Mais faut pas trop les faire chier quand même.
Ca ne serait pas bien grave et on pourrait pardonner au film la prétention d'avoir cru qu'il avait quelque chose d'intelligent à dire si par ailleurs, il assurait le spectacle en tant que bête divertissement. Mais comme je le disais au début, on a affaire ici à un Beowulf à petit budget, genre à peu près aussi indigent que la kitscherie débile avec notre Christopher national. En dehors des superbes paysages islandais, le film n'a rien à montrer qui ne fasse pas minable. Le bon roi Hrothgar gouverne une vingtaine de loqueteux parce que les figurants ça coûte cher, son fameux "Hall à Hydromel" tient plus de la grosse cabane moche que du palais médiéval nordico-rustique, même les chevaux de ses soldats ont l'air de vieilles carnes fatiguées, les trolls père et fils sont simplement des acteurs pas très bien maquillés en hommes des cavernes, le costume de la mère de Grendel n'est guère réussi lui non plus et vous pouvez carrément oublier le dragon de la légende originale, ça vaut une fortune les dragons. Il y a certes quelques bastons, mais rien d'épique à ce niveau-là non plus. Ca se voudrait bien brutal et sanglant pour montrer que chez les vikings, ça ne rigole pas, mais là encore, on sent que les restrictions budgétaires ont frappé, les effets gore c'est encore du pognon qu'on n'avait pas. Alors quand un mec en décapite un autre, on a un plan du mec qui attaque, un bruitage et un cri hors champ, et l'image suivante c'est une bête tête en caoutchouc qui tombe par terre et voilà. On est donc assez loin de ce que la jaquette essaie de nous vendre...

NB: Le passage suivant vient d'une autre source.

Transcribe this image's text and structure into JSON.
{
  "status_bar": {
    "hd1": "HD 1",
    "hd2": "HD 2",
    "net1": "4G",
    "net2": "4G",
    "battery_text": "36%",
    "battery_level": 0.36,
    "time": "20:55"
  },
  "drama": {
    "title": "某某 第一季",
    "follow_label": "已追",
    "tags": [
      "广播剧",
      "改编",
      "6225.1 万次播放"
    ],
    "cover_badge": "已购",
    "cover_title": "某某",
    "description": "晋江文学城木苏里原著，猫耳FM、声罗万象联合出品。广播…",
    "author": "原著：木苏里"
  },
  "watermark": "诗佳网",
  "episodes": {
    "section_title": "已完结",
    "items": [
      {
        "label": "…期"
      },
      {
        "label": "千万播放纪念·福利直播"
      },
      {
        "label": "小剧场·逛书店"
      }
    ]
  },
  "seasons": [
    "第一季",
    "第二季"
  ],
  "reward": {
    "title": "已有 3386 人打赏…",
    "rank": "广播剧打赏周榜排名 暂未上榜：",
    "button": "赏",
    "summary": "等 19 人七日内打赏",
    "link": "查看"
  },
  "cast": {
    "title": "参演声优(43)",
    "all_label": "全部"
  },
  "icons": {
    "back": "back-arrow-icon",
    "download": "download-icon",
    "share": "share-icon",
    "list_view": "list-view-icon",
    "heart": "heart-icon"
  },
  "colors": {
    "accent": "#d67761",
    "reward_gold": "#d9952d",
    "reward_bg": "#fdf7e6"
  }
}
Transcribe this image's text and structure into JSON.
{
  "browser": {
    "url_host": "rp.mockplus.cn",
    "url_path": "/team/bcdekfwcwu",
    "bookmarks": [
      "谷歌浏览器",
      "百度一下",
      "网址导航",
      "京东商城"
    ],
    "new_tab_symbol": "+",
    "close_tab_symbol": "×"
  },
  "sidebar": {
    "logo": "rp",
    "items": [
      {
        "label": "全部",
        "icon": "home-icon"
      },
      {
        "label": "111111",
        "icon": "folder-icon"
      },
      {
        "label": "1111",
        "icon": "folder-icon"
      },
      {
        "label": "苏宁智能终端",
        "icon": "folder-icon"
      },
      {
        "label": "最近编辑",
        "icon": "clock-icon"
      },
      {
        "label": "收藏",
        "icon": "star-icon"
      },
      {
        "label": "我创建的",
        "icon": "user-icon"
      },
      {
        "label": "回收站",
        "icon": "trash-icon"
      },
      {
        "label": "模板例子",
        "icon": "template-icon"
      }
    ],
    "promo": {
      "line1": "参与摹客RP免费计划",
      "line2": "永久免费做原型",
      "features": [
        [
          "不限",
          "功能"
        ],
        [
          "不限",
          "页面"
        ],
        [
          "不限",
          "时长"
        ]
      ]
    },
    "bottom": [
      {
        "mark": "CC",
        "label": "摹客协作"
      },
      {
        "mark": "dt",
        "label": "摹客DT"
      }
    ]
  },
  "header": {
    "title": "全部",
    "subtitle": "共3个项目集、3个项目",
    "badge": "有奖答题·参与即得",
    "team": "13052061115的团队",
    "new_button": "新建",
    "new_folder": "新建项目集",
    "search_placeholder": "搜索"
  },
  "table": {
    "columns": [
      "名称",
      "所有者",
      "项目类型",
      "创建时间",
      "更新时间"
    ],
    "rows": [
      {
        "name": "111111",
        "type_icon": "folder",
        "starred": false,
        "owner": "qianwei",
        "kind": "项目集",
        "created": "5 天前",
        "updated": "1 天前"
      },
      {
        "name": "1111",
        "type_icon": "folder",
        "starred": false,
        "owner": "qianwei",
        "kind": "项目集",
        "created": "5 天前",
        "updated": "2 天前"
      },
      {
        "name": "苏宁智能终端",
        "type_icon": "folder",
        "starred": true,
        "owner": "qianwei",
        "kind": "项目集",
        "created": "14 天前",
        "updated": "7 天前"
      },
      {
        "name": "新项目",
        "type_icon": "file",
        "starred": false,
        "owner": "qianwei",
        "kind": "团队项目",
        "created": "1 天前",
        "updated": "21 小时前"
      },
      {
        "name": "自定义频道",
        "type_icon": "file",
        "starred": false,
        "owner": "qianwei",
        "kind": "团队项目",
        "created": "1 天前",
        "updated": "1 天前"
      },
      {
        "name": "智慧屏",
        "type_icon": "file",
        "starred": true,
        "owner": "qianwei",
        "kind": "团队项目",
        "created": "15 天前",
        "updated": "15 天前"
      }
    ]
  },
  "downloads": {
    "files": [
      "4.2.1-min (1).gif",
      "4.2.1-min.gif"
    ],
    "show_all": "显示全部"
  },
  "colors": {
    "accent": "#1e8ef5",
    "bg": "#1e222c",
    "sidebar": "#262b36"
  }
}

Finalement, en dehors de son casting semi-prestigieux,
il n'y a quasiment rien de valable dans cette adaptation.
Ce qui sauve le film du naufrage complet à la Pathfinder (pour prendre un exemple dans le même genre), c'est son trio d'acteurs principaux, Butler en héros récalcitrant, Sarah Polley en sorcière-sauvageonne et Stellan Skarsgård en vieux monarque en pleine déchéance. Ah et puis tout le monde a un accent différent et dit "fuck" et "shit" tout le temps, aussi, c'est pas banal dans un film en costumes. Mais malgré ça, ça reste le moins intéressant à regarder des trois Beowulf que j'ai vus : le film d'animation de Zemeckis est largement plus réussi, et la nanaritude de celui de Graham Baker le rend plus rigolo. C'est moche, con et laborieux, je vois mal ce qui pourrait amener un acquéreur à ne pas regretter ses 10 euros.